Prosecutors love a coverup attempt because proof of the attempted coverup can be evidence of guilt of the underlying crime. For example, why would someone who is innocent of a murder hide the murder weapon? It was with a prosecutor’s eye that we watched last week as LMI tried to “unerase” some of the tracks it had previously hidden relating to Marlise Streitmatter’s role at LMI.
The erasing of the Streitmatter tracks:
Before going to work for LMI, Streitmatter had been the number four person in the Department of Transportation and the key point person at DOT for all things related to USMMA. One would think that LMI would proudly tout Streitmatter’s status as its employee. But, as we observed, LMI appeared to have scrubbed Streitmatter from its website. A Google search revealed her historical presence on LMI’s blog, but she had been removed from the actual blog.
There are two reasons why LMI would not want people to know that Streitmatter is its employee. First, there is evidence that LMI was pre-selected or “wired” to get the contract to conduct a culture study at USMMA. The contract was supposed to be competitively bid. But, word leaked out — even before the deadline for submitting bids had closed — that LMI was going to get the contract. With people trying to figure out why LMI was wired to get the contract when it appeared to have no particular expertise in conducting sexual assault culture studies, knowledge that Streitmatter was an LMI employee would have undoubtedly caused people to speculate that her connections to DOT were the reason for the wire.

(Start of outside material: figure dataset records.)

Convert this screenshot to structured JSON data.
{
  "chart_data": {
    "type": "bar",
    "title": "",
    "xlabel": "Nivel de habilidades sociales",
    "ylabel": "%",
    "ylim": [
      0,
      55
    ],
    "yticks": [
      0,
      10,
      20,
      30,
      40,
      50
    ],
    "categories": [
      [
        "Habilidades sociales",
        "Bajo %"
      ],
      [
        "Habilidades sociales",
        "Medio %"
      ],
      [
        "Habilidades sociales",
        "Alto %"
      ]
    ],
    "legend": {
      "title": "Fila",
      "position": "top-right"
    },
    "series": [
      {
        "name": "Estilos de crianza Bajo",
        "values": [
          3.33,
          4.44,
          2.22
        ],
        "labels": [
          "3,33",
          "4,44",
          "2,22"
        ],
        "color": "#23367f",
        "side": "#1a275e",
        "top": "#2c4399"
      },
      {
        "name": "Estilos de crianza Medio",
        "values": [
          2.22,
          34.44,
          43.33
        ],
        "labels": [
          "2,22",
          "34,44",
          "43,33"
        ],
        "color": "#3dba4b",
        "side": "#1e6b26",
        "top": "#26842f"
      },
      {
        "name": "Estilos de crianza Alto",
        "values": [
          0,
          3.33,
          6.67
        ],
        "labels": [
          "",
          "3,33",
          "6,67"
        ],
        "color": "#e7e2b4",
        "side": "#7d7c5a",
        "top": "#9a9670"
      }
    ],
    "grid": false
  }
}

Second, as we demonstrated in a follow up post, Streitmatter, who is assisting LMI with the culture study, has two blatant conflicts of interest: (1) the contract requires LMI to evaluate the leadership at the Academy but Streitmatter was directly involved in hiring that leadership; and (2) the contract requires LMI to examine the issues surrounding sexual assault and sexual harassment (“SA/SH”) at USMMA including the reasons why midshipmen might not report SA/SH. Yet, Streitmatter was part of the senior leadership in the Office of the Secretary of Transportation at a time when that office forced the resignation of MARAD’s chief legal counsel because that individual asked the Inspector General to investigate SA/SH at USMMA. Thus, a very plausible reason why midshipmen might be reluctant to report SA/SH is because they witnessed what happened to MARAD’s chief counsel when she tried to address SA/SH. One can readily see why DOT and MARAD would want LMI and Streitmatter to be in a position to direct the outcome of a study that will exonerate those agencies from their role in creating a climate where midshipmen might be reluctant to report SA/SH.
LMI “unerases” the erased tracks:
On November 13, 2016, we broke the news of Streitmatter’s involvement in our post, the LMI Scandal Unfolds. That post called attention to the fact that Streitmatter had been scrubbed from LMI’s website. Two days after we broke that story, LMI restored the missing blog post (the one referenced in the Google search). LMI “unscrubbed” Strietmatter. Unfortunately for LMI, we had taken screenshots of the scrubbed LMI website. Annotated screenshots of the website (reproduced at the end of this post) taken on November 12, and again on November 17, show how LMI is trying to cover its tracks and make it look like it never scrubbed Streitmatter from its website.
Originally, one might have been tempted to attribute innocent motives to the removal of Streitmatter from the LMI website. But then — after we revealed the conflicts of interest and the motive for scrubbing Streitmatter from the website — LMI tried to “unerase” the scrubbing. It tried to cover its tracks. Which would allow a jury to infer that it the reason for the scrubbing was for an improper motive.